Frequency spectrum is the scarce and limited resources. Therefore, most of the time adding a spectrum is not a possible solution for the mobile operators. However, to increase the network capacity, we can reuse the allocated spectrum as frequently as possible. By increasing the site density in a certain geographical area, the intersite distance between the sites is reduced. It means that more often the same frequency resources can be reused which can result in larger system capacity. Theoretically, an increase in the capacity of a network should be directly proportional to the increase in the density of sites.

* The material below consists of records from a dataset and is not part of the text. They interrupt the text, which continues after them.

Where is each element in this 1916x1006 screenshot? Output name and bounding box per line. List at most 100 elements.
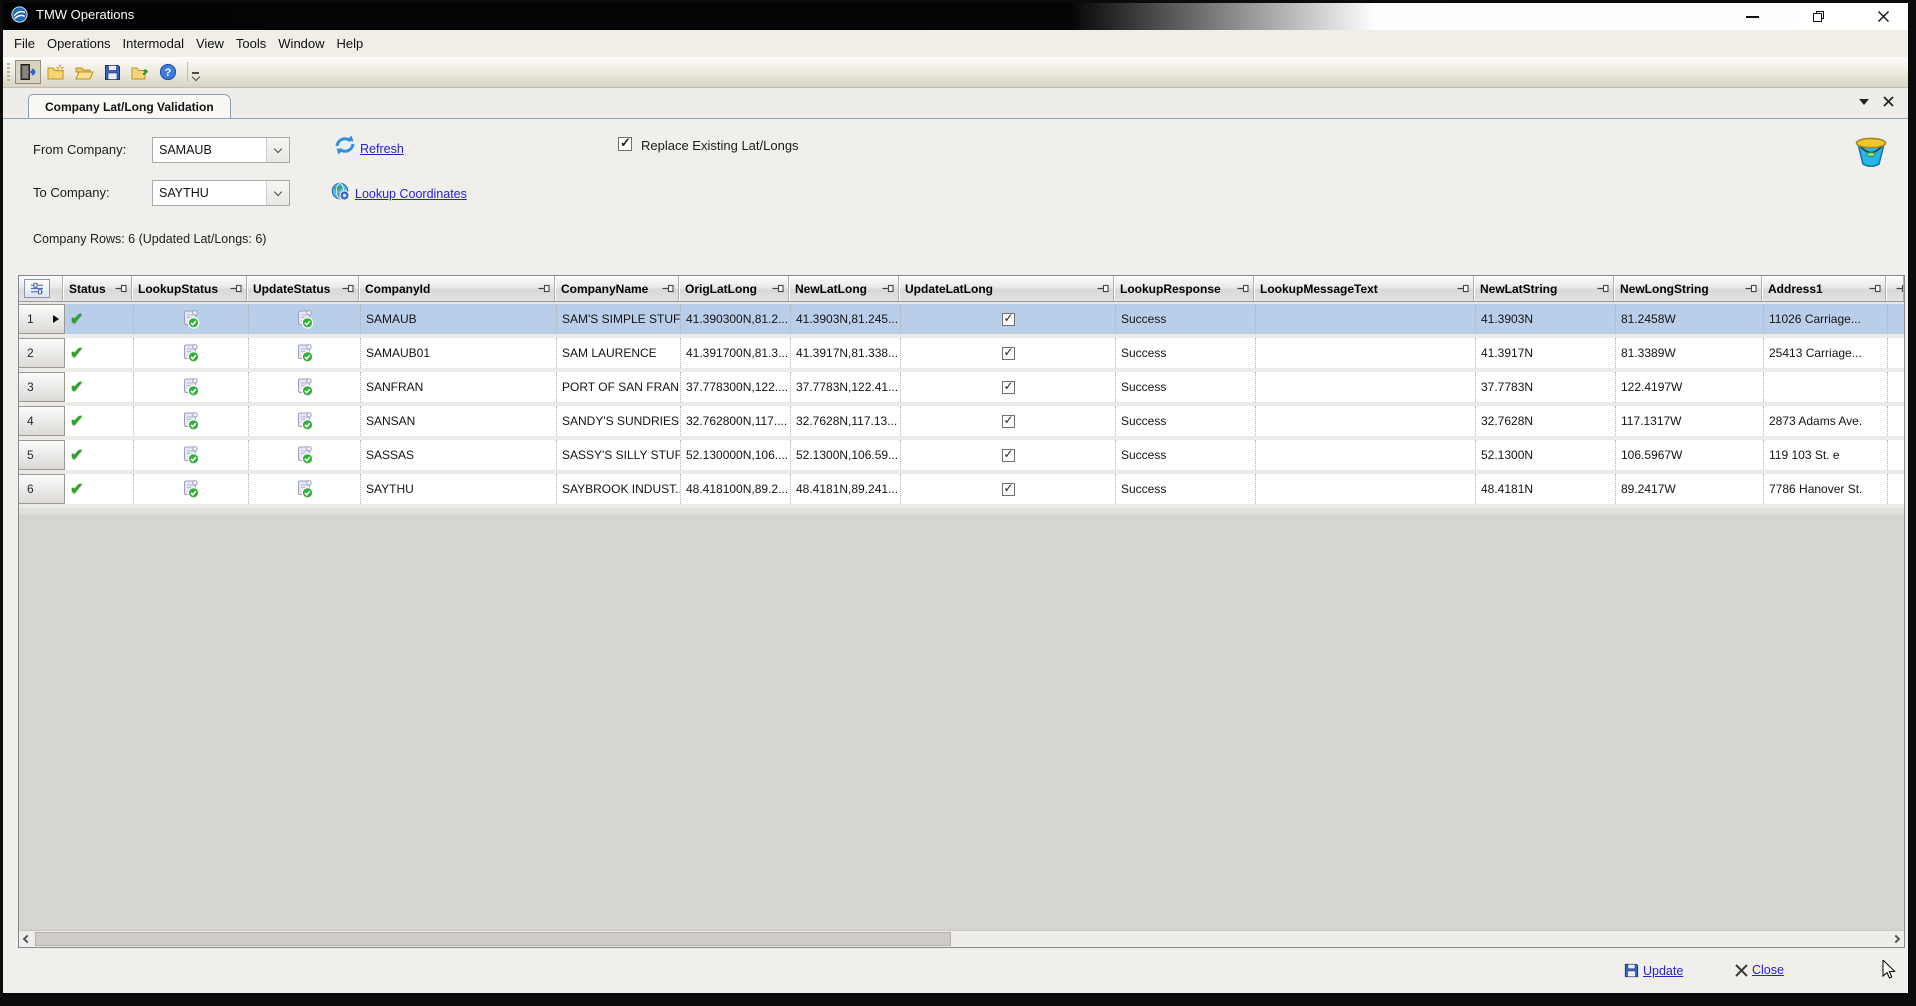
menu-window[interactable]: Window <box>272 33 330 54</box>
column-header-new_long_string[interactable]: NewLongString <box>1614 276 1762 301</box>
replace-existing-checkbox[interactable] <box>618 137 632 151</box>
cell-orig_latlong[interactable]: 37.778300N,122.... <box>681 372 791 402</box>
cell-new_lat_string[interactable]: 52.1300N <box>1476 440 1616 470</box>
pin-icon[interactable] <box>115 284 127 293</box>
table-row[interactable]: 3✔SANFRANPORT OF SAN FRAN...37.778300N,1… <box>19 372 1904 402</box>
pin-icon[interactable] <box>1896 284 1904 293</box>
lookup-coordinates-globe-icon[interactable] <box>331 182 351 202</box>
cell-new_lat_string[interactable]: 41.3917N <box>1476 338 1616 368</box>
close-button[interactable] <box>1877 10 1890 23</box>
cell-lookup_status[interactable] <box>134 304 249 334</box>
menu-intermodal[interactable]: Intermodal <box>117 33 190 54</box>
cell-lookup_message[interactable] <box>1256 338 1476 368</box>
cell-new_lat_string[interactable]: 41.3903N <box>1476 304 1616 334</box>
update-latlong-checkbox[interactable] <box>1002 415 1015 428</box>
column-header-lookup_response[interactable]: LookupResponse <box>1114 276 1254 301</box>
menu-tools[interactable]: Tools <box>230 33 272 54</box>
tab-close-icon[interactable] <box>1883 96 1894 107</box>
cell-update_status[interactable] <box>249 372 361 402</box>
column-header-orig_latlong[interactable]: OrigLatLong <box>679 276 789 301</box>
cell-new_lat_string[interactable]: 32.7628N <box>1476 406 1616 436</box>
update-latlong-checkbox[interactable] <box>1002 313 1015 326</box>
cell-new_latlong[interactable]: 41.3917N,81.338... <box>791 338 901 368</box>
chevron-down-icon[interactable] <box>266 181 289 205</box>
table-row[interactable]: 4✔SANSANSANDY'S SUNDRIES32.762800N,117..… <box>19 406 1904 436</box>
update-latlong-checkbox[interactable] <box>1002 347 1015 360</box>
menu-file[interactable]: File <box>8 33 41 54</box>
pin-icon[interactable] <box>538 284 550 293</box>
cell-company_name[interactable]: SAYBROOK INDUST... <box>557 474 681 504</box>
menu-view[interactable]: View <box>190 33 230 54</box>
pin-icon[interactable] <box>1745 284 1757 293</box>
cell-company_name[interactable]: PORT OF SAN FRAN... <box>557 372 681 402</box>
cell-new_long_string[interactable]: 106.5967W <box>1616 440 1764 470</box>
cell-_stub[interactable] <box>1888 406 1905 436</box>
cell-new_latlong[interactable]: 32.7628N,117.13... <box>791 406 901 436</box>
pin-icon[interactable] <box>230 284 242 293</box>
cell-company_id[interactable]: SAMAUB01 <box>361 338 557 368</box>
cell-company_id[interactable]: SAYTHU <box>361 474 557 504</box>
scroll-right-icon[interactable] <box>1888 931 1904 947</box>
cell-company_id[interactable]: SASSAS <box>361 440 557 470</box>
cell-_stub[interactable] <box>1888 372 1905 402</box>
pin-icon[interactable] <box>1869 284 1881 293</box>
cell-_stub[interactable] <box>1888 474 1905 504</box>
scroll-left-icon[interactable] <box>19 931 35 947</box>
row-header[interactable]: 4 <box>19 406 65 436</box>
cell-new_long_string[interactable]: 122.4197W <box>1616 372 1764 402</box>
cell-status[interactable]: ✔ <box>65 338 134 368</box>
table-row[interactable]: 5✔SASSASSASSY'S SILLY STUFF52.130000N,10… <box>19 440 1904 470</box>
minimize-button[interactable] <box>1746 16 1759 18</box>
cell-address1[interactable]: 25413 Carriage... <box>1764 338 1888 368</box>
row-header[interactable]: 6 <box>19 474 65 504</box>
from-company-combobox[interactable]: SAMAUB <box>152 137 290 163</box>
export-icon[interactable] <box>127 60 153 84</box>
cell-status[interactable]: ✔ <box>65 406 134 436</box>
cell-lookup_response[interactable]: Success <box>1116 440 1256 470</box>
row-header[interactable]: 5 <box>19 440 65 470</box>
cell-new_latlong[interactable]: 52.1300N,106.59... <box>791 440 901 470</box>
cell-new_long_string[interactable]: 89.2417W <box>1616 474 1764 504</box>
close-link[interactable]: Close <box>1752 963 1784 977</box>
cell-orig_latlong[interactable]: 41.391700N,81.3... <box>681 338 791 368</box>
column-header-address1[interactable]: Address1 <box>1762 276 1886 301</box>
exit-door-icon[interactable] <box>15 60 41 84</box>
cell-orig_latlong[interactable]: 32.762800N,117.... <box>681 406 791 436</box>
pin-icon[interactable] <box>882 284 894 293</box>
column-header-lookup_message[interactable]: LookupMessageText <box>1254 276 1474 301</box>
cell-lookup_status[interactable] <box>134 406 249 436</box>
cell-new_lat_string[interactable]: 48.4181N <box>1476 474 1616 504</box>
column-header-company_name[interactable]: CompanyName <box>555 276 679 301</box>
restore-button[interactable] <box>1813 11 1824 22</box>
cell-company_id[interactable]: SANSAN <box>361 406 557 436</box>
pin-icon[interactable] <box>342 284 354 293</box>
update-action[interactable]: Update <box>1624 963 1683 978</box>
cell-orig_latlong[interactable]: 41.390300N,81.2... <box>681 304 791 334</box>
help-icon[interactable]: ? <box>155 60 181 84</box>
column-header-update_latlong[interactable]: UpdateLatLong <box>899 276 1114 301</box>
cell-update_latlong[interactable] <box>901 474 1116 504</box>
pin-icon[interactable] <box>1597 284 1609 293</box>
column-header-address2_clipped[interactable]: A <box>1886 276 1904 301</box>
cell-lookup_message[interactable] <box>1256 372 1476 402</box>
column-header-new_lat_string[interactable]: NewLatString <box>1474 276 1614 301</box>
cell-status[interactable]: ✔ <box>65 304 134 334</box>
cell-company_id[interactable]: SANFRAN <box>361 372 557 402</box>
cell-lookup_response[interactable]: Success <box>1116 406 1256 436</box>
cell-update_status[interactable] <box>249 440 361 470</box>
cell-lookup_status[interactable] <box>134 338 249 368</box>
save-icon[interactable] <box>99 60 125 84</box>
cell-address1[interactable]: 11026 Carriage... <box>1764 304 1888 334</box>
cell-new_latlong[interactable]: 37.7783N,122.41... <box>791 372 901 402</box>
cell-lookup_response[interactable]: Success <box>1116 338 1256 368</box>
cell-update_latlong[interactable] <box>901 304 1116 334</box>
row-header[interactable]: 1 <box>19 304 65 334</box>
cell-_stub[interactable] <box>1888 338 1905 368</box>
column-header-update_status[interactable]: UpdateStatus <box>247 276 359 301</box>
cell-address1[interactable]: 7786 Hanover St. <box>1764 474 1888 504</box>
update-latlong-checkbox[interactable] <box>1002 381 1015 394</box>
cell-address1[interactable] <box>1764 372 1888 402</box>
cell-update_status[interactable] <box>249 406 361 436</box>
cell-company_name[interactable]: SASSY'S SILLY STUFF <box>557 440 681 470</box>
refresh-link[interactable]: Refresh <box>360 142 404 156</box>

However, it is reported by (Yunas et al., 2015) and (Yunas et al., 2013) that the gain of site densification starts to saturate in dense networks due to severe interference coming from the neighboring sites. In real networks, sometimes the identified site location in nominal plan is not available for acquisition or landlord does not allow placing an antenna mast there. In such situation, the higher order sectorization is a feasible solution to increase the site capacity without adding an additional site. In case of higher order sectorization the number of sectors at an existing site is increased from three to six sectors or even higher. From the OPEX and CAPEX point of view, the higher order sectorization is an attractive solution for mobile operators (Sheikh & Lempiainen, 2013) (Sheikh, Ahnlund, & Lempiainen, 2013).